Sleight Of Hand – Episode 04

IT was, therefore, with some dismay that Ruth learned, a little later, that two of the young women that she liked best at St Hilda’s intended to visit the Headington Theatre.

“Of course, it’s all foolishness,” Mildred said.

“We are just going to see the tomfoolery, Ruth,” Sarah said. “Honestly.”

“Walk with us as far as the coffee house on the corner of Headly Way,” Mildred urged. “I know you won’t buy a ticket for any magic show, serious old Ruthie, but we can drink a cup of coffee together before it.”

Ruth said she would, and at half past six she and her friends strolled down the street with the sun behind them. The theatre was located before the coffee house.

As they passed by its ornate doors, two young men were entering. Ruth saw, through the dark glass of the theatre door, the profile of Sergeant Greene, standing at the ticket desk. He and his friend were pointing admiringly at a photograph of Lady Shokranka.

“She’s a striking woman,” Sarah said, looking at the hoarding outside. It was at least six feet tall.

“It’s all paint,” Ruth said. “Shall we go on?”

The policeman was leaving the ticket desk now, walking towards the exit.

“We could buy our tickets now,” Sarah said, “just in case they sell out.”

“There’ll be plenty,” Ruth said, tugging at Mildred’s coat.
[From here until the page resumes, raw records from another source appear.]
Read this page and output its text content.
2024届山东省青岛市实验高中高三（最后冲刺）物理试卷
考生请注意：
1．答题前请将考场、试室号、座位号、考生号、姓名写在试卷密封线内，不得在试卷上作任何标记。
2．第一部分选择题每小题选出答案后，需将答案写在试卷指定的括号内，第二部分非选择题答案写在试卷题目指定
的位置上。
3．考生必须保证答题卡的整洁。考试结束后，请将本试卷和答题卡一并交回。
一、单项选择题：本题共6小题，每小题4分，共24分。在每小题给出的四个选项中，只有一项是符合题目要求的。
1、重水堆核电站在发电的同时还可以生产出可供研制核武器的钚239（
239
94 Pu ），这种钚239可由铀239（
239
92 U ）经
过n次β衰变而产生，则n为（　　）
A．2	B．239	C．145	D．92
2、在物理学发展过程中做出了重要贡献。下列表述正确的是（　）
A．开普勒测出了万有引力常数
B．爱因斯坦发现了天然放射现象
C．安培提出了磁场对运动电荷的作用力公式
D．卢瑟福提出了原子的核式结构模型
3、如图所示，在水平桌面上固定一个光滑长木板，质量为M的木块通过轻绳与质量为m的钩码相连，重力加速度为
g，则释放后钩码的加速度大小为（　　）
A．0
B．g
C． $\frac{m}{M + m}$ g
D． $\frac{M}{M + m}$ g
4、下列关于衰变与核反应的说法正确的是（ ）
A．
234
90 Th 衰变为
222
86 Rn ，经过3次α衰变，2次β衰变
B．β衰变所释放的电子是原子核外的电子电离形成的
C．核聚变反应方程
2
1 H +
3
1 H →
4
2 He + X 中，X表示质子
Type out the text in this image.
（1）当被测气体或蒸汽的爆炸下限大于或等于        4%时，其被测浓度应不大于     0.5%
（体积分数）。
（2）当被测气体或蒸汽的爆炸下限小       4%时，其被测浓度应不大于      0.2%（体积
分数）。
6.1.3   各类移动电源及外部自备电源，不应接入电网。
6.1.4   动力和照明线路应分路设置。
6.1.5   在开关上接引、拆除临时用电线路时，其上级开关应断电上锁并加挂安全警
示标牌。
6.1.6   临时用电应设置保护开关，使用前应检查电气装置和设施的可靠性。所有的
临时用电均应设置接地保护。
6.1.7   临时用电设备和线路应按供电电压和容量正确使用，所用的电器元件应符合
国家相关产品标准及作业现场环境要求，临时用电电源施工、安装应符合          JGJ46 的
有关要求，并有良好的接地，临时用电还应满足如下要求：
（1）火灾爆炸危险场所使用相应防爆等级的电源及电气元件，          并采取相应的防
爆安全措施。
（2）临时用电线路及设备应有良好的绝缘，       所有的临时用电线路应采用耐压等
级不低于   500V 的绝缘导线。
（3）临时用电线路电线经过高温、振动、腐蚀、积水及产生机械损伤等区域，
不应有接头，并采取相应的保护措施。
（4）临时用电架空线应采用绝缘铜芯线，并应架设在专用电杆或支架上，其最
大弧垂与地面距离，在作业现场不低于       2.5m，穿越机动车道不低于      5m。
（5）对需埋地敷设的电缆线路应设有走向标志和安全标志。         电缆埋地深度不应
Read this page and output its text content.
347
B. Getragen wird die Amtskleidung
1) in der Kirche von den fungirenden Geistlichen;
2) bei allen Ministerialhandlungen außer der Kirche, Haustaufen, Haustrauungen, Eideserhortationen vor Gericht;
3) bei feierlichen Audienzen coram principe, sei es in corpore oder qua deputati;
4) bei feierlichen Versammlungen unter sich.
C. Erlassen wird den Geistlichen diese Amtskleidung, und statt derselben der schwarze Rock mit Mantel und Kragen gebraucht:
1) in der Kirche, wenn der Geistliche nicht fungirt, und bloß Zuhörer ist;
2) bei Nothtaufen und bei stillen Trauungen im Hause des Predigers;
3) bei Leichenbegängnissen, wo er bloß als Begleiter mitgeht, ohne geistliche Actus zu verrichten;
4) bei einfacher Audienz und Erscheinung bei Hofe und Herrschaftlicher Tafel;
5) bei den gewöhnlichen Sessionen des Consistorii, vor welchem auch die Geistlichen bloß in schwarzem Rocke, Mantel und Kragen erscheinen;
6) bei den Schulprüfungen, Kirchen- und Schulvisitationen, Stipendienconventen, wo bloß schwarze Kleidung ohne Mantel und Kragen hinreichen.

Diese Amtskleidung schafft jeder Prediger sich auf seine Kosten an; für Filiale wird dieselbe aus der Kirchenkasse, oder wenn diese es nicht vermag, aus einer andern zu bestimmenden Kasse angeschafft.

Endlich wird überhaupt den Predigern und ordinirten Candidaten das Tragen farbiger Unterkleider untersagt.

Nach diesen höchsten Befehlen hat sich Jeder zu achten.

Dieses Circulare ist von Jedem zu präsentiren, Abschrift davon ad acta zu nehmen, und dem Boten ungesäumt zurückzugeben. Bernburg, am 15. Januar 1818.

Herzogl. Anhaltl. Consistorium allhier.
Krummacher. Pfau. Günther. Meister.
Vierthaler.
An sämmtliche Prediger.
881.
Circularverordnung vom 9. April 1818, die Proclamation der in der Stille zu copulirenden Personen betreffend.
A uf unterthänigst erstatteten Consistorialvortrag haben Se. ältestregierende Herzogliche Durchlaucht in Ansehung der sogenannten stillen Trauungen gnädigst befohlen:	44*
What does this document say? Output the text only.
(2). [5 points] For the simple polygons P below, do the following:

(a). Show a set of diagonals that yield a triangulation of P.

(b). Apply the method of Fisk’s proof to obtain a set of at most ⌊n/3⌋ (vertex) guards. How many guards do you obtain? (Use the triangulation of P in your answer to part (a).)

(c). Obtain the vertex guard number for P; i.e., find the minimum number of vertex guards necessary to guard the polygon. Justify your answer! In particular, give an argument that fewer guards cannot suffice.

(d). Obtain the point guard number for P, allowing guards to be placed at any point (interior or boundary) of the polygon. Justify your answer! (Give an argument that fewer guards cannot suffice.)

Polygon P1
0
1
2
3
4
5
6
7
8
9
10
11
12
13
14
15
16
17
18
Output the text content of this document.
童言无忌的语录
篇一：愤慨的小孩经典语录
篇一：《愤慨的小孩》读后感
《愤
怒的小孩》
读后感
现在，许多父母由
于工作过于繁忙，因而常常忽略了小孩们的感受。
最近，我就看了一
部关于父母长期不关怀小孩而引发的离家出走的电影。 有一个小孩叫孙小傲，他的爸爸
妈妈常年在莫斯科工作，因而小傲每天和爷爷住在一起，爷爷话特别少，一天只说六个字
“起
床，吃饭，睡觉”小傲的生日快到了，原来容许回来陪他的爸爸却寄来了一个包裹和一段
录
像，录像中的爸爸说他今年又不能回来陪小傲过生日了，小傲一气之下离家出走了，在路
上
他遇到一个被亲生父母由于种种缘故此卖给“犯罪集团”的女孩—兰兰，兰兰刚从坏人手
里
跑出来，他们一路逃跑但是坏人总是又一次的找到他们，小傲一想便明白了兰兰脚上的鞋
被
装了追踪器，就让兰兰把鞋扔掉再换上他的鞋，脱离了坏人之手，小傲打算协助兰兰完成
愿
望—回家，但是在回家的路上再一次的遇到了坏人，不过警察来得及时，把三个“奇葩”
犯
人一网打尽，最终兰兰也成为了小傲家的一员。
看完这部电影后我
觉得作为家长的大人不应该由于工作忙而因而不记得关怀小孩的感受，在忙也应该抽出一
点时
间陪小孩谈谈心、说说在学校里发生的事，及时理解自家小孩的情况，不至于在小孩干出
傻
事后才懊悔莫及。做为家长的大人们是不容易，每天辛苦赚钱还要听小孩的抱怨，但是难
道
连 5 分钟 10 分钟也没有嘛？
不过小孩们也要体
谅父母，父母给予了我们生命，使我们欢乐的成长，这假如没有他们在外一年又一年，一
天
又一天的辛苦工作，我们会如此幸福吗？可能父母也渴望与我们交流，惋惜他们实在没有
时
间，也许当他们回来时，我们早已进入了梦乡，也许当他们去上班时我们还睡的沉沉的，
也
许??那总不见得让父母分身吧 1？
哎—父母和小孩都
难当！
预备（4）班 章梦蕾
She did not like seeing Terence Greene gazing at the picture, and she wanted to leave.

But he was pushing the door open.

“Miss Rutherford,” he said, surprised.

Ruth nodded, and the necessary introductions were made.

“Lady Shokranka looks like a remarkable person,” Mr Unwin, Sergeant Greene’s friend, observed.

“A beauty, I’d say,” Mildred agreed.

Ruth shrugged.

“You must know that advertisements are always enhanced before printing.”

“She is certainly striking,” Terence said, looking at the hoarding, “especially if she really is this tall.” He turned and grinned, but Ruth’s small face was set in a haughty expression.

“If you like that sort of thing,” she said.

“We’re seeing the performance this evening,” Sarah said, smiling winningly at Mr Unwin.

“Well, so are we,” the smaller man replied. “Perhaps we will be seated near you.” He plucked an imaginary flower from his sleeve and handed it to Sarah. “I look forward to the magic!”

Terence laughed.

“Shall we get on?” Ruth said.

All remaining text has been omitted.